Few things seem as quintessentially New York as a loft apartment. Though lofts only make up about 10 percent of Manhattan residential sales at any given moment, they have become highly sought-after prizes, and seemingly every NYC-based TV or movie character just so happens to inhabit a luxe-but-gritty loft in some old industrial building.
But what characteristics give an apartment status as a "loft"?
In the strictest sense, a loft is an apartment in a building that was formerly industrial, and as such, comes with a certain set of particular aesthetic and architectural characteristics. "A true loft is in a building that was built for industrial purposes," explains Douglas Elliman broker Lucy Aceto. "And industrial building standards are different than residential, so you tend to have higher ceilings, larger windows, thicker walls and floors, and the proportions are very open—these weren't divided up like traditional apartments."
Citi Habitats broker Carey Larsen, who specializes in these types of properties, says when she describes a property as a loft, "it's generally a large, open space with high ceilings." And they tend to have remnants that speak to their former industrial use, such as "high ceilings, exposed pipes, exposed beams." Aceto agrees: "Many of the details of the original industrial use were left to give the property texture."
However, each loft will be slightly different, and they aren't necessarily defined by a set checklist of features. "All those things are part of being a loft, but not every loft has to have those things," notes Larsen. "You're not going to find all of the same features. At it's base, it's a large, adaptable space."
Because of their size and flexibility of use, lofts originally became popular with artists who used them as combination living spaces and work studios. "Many artists moved into lofts and left the layout open so they could work in them," says Aceto.

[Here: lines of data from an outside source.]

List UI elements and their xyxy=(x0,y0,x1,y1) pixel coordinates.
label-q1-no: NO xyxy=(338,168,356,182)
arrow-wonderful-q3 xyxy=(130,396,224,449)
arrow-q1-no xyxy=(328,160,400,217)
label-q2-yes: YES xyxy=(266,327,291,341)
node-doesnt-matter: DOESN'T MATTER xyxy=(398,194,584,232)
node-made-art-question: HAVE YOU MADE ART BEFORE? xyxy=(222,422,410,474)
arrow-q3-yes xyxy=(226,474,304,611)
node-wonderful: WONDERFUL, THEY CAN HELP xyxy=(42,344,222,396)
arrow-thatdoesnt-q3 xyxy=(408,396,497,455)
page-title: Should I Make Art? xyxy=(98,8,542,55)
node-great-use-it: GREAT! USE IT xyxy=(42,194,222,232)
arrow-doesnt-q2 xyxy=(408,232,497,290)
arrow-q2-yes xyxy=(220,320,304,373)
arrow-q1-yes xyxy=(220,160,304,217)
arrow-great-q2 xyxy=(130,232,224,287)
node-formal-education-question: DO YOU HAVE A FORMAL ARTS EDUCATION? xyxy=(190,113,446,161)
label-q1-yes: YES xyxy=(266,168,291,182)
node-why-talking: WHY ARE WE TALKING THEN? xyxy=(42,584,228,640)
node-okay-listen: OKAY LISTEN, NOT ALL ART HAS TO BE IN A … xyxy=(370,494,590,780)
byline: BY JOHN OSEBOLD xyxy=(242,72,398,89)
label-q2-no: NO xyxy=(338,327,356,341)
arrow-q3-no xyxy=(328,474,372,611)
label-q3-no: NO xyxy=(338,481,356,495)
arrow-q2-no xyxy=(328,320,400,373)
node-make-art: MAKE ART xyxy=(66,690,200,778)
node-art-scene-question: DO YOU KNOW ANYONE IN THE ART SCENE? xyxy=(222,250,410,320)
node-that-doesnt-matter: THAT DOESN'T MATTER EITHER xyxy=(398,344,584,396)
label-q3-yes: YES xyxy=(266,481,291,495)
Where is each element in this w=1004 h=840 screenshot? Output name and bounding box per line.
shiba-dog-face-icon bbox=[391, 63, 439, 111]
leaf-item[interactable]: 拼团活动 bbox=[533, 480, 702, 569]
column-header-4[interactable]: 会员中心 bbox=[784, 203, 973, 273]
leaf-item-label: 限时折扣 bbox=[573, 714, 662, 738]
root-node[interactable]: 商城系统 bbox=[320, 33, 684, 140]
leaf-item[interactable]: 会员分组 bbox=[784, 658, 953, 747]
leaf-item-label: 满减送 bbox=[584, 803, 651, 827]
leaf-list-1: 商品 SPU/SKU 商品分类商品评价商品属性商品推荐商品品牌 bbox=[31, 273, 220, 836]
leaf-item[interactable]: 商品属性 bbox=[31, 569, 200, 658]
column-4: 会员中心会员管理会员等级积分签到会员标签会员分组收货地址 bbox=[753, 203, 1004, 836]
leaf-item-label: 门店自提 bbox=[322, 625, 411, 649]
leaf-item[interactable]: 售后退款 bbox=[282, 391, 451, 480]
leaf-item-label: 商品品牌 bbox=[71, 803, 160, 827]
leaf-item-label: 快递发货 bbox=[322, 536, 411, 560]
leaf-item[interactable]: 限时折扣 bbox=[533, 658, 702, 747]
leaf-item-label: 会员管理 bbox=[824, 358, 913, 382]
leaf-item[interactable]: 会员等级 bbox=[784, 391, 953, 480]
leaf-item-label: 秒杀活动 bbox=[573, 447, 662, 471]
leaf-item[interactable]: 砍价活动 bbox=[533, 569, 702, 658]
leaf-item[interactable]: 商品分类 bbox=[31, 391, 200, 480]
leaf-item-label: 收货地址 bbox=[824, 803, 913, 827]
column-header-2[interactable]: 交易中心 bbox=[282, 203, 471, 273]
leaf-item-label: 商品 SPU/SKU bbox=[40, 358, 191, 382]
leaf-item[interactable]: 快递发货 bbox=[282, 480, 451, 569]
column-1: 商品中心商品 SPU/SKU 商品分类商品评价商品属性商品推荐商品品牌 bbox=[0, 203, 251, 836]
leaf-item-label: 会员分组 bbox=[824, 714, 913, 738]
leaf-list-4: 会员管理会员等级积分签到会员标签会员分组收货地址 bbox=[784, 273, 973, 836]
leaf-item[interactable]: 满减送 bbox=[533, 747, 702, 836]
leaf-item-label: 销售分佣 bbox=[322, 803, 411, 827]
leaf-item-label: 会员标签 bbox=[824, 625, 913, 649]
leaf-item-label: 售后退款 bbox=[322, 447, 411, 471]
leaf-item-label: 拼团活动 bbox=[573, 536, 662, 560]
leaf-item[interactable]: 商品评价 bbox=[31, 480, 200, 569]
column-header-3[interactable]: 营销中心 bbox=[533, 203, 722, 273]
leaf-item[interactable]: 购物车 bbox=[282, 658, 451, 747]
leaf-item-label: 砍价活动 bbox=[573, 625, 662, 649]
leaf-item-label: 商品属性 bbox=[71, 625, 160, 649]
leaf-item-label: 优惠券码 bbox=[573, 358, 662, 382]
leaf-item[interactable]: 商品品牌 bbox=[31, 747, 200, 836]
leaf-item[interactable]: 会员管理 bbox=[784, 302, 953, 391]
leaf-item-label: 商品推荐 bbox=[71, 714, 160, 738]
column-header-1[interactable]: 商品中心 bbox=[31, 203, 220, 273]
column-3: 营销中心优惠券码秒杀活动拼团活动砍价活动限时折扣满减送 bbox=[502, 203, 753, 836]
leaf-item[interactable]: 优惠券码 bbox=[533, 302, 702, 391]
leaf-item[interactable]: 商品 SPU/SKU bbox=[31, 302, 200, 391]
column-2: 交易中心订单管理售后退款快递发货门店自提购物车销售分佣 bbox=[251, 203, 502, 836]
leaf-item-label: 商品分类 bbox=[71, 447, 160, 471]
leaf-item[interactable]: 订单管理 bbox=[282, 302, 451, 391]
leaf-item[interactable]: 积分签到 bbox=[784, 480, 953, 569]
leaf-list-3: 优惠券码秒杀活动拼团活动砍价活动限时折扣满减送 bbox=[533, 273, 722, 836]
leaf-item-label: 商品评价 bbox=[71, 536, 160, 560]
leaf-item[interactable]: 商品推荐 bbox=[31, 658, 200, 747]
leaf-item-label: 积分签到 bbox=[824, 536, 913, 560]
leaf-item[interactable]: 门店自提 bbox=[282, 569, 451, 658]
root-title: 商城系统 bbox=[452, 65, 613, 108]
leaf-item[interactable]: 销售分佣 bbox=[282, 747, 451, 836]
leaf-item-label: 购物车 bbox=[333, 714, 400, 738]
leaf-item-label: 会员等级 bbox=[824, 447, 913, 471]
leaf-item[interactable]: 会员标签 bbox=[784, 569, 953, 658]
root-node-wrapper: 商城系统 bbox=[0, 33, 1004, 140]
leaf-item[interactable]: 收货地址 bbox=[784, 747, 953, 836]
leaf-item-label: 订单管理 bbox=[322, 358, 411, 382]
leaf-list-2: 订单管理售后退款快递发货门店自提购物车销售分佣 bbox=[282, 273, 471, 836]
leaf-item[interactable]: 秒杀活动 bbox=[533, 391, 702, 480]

In fact, this trend became prevalent enough that in 1982 New York passed what's known as the "Loft Law" (more details on that here), designed to protect tenants living illegally in commercial buildings by giving them certain rights, and requiring landlords to bring the buildings up to residential code.
For this reason, you tend to find more lofts in neighborhoods that were once industrial but morphed into hubs for artists (think Soho and Tribeca, and more recently, Williamsburg and Bushwick), which would go a long way toward explaining their coveted position in the cultural imagination.
It would also explain why you see developers and real estate agents trying to fudge the definition.
These days, while you do see developers turning former industrial buildings into legitimate (albeit very high-end) lofts—for example, Williamsburg's The Mill Building, or 275 Conover Street in Red Hook—there are also plenty of listings out there that toss around the term "loft-like" for a dose of vicarious glamour.
"You have these properties calling themselves 'loft-like' that are kind of vague," says Larsen. "A lot are simply duplexes that have an elevated room or mezzanine, and people call them lofts. That could be another definition of loft, but it doesn't connote what most people think of when they think of lofts."
"A 'loft-like' apartment isn't really a loft, because it wasn't an industrial building," adds Aceto. "It might be an apartment that has high ceilings and larger windows and an open plan. But it's 'loft-like,' as opposed to a loft."